Researchers at the Princeton Plasma Physics Laboratory (PPPL), have developed advanced AI models that could transform the future of fusion energy by vastly improving plasma heating predictions.
Fusion energy, often considered the ultimate clean and abundant power source, relies heavily on controlling plasma. These new AI-driven models not only enhance the speed of predictions by an astounding 10 million times but also maintain accuracy.
“With our intelligence, we can train the AI to go even beyond the limitations of available numerical models,” explained Álvaro Sánchez Villar, the study’s lead author and a research physicist at the U.S. Department of Energy’s PPPL.
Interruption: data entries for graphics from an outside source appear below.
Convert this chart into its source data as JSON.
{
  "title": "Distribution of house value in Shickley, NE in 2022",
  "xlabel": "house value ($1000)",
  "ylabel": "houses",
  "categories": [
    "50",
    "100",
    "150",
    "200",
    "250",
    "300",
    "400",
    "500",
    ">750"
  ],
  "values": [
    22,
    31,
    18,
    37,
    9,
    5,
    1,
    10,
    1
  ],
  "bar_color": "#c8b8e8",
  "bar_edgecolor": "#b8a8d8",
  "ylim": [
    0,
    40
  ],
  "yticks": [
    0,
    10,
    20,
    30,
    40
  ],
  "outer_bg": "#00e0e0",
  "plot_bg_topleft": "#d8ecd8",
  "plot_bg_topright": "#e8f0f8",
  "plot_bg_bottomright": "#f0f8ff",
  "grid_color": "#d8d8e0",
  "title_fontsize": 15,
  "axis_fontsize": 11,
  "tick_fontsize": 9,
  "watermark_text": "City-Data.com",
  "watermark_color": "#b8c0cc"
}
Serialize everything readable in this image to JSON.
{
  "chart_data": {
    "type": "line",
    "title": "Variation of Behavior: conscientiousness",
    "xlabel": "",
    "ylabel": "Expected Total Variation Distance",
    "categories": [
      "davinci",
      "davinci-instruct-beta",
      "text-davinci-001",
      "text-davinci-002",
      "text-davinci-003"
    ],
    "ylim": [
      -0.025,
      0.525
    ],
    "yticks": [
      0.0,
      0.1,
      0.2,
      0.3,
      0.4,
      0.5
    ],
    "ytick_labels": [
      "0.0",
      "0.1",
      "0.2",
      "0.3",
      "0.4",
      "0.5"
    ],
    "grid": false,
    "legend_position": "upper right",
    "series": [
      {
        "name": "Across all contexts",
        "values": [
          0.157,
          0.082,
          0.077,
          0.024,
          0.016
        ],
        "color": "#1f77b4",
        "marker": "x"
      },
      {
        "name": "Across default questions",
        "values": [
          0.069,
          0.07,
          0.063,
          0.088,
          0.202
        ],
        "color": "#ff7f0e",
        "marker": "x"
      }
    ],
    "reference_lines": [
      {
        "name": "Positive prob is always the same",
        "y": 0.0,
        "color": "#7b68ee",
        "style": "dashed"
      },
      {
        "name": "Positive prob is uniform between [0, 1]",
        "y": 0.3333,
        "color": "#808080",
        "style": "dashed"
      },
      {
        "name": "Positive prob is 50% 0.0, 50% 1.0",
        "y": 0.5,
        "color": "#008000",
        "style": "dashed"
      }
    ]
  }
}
Traditional numerical models used for predicting plasma heating in fusion experiments have struggled with anomalies, particularly erratic outliers that cause spikes in heating profiles. These outliers, which cannot be explained by physical behavior, posed a significant challenge.
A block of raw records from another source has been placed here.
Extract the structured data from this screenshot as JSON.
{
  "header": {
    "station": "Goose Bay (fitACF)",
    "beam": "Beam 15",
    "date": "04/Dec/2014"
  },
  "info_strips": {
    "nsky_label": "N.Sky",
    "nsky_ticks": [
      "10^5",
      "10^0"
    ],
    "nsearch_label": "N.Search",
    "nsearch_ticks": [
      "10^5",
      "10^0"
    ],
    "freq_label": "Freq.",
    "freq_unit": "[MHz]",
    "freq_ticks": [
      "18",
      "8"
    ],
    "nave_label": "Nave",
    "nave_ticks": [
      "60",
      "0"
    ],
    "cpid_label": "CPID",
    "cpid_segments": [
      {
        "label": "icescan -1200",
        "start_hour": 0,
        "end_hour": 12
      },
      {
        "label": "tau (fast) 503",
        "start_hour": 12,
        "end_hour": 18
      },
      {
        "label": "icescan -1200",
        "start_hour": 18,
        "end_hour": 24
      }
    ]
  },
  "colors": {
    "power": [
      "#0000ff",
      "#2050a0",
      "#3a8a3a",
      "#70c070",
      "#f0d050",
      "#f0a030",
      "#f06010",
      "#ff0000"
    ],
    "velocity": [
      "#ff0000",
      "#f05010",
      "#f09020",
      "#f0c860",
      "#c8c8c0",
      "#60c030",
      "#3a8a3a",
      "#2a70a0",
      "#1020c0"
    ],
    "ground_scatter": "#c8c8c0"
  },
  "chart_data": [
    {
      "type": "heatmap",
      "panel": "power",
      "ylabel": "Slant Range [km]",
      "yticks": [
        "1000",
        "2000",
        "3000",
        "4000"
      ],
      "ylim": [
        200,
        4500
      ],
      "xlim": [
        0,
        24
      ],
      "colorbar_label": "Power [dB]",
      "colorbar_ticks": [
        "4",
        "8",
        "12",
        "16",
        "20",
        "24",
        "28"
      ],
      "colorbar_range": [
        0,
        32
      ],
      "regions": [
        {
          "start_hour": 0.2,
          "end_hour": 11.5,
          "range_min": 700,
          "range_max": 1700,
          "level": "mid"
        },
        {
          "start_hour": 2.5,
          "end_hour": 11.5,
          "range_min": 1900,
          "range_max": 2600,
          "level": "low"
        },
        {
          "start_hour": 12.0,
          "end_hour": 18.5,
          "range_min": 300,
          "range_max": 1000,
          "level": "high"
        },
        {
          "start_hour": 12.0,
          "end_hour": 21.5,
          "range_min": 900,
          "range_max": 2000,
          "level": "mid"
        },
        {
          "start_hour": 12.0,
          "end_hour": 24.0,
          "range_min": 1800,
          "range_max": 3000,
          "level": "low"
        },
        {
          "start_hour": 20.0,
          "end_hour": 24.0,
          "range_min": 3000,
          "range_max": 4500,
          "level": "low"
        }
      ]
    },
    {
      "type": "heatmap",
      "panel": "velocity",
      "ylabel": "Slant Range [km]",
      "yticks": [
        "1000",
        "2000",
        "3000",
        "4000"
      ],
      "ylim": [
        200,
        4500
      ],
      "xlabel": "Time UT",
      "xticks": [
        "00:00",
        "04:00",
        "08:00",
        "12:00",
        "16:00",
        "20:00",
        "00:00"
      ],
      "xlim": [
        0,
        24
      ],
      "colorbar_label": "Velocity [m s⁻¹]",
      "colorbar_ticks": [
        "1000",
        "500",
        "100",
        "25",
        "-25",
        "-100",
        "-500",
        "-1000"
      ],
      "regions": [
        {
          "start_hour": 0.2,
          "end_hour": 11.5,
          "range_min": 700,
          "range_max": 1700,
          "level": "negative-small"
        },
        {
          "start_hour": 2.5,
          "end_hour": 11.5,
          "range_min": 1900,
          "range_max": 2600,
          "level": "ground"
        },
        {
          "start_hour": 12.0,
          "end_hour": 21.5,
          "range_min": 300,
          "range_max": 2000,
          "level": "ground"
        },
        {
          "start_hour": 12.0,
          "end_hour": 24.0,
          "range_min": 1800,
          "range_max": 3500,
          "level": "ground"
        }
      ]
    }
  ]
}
“We observed a parametric regime in which the heating profiles featured erratic spikes in arbitrary locations,” Sánchez Villar noted.
These random spikes complicated the accuracy of simulations, making it difficult to predict plasma behavior reliably. However, the AI models developed by the team were not only able to identify these anomalies but also eliminated them from the training data to improve accuracy. By filtering out the problematic spikes, the AI accurately predicted the physics involved without being affected by the outliers.
“We biased our model by eliminating the spikes in the training dataset, and we were still able to predict the physics,” added Sánchez Villar.
In their research, the team discovered inherent limitations in their numerical models. They performed extensive analysis to classify outliers, ultimately deciding whether to include or exclude them from AI training. When they ran the modified version of the code, the AI models produced results that perfectly aligned with earlier predictions—achieving accurate outcomes, even in the most challenging scenarios.
One of the most remarkable aspects of the study was the drastic improvement in computation time. The AI reduced the time required for simulating ion cyclotron range of frequency (ICRF) plasma heating from 60 seconds to a mere 2 microseconds. This reduction enables faster simulations while maintaining accuracy, increasing the efficiency of the entire process.
This breakthrough could accelerate the development of fusion energy by providing scientists with faster, more accurate tools to understand and control plasma behavior. The ability to predict plasma heating with precision is critical for optimizing fusion reactors and ultimately achieving sustainable and clean energy.
“With intelligent use, AI can help us solve problems not only faster but better than before and overcome our human constraints,” Sánchez Villar emphasized.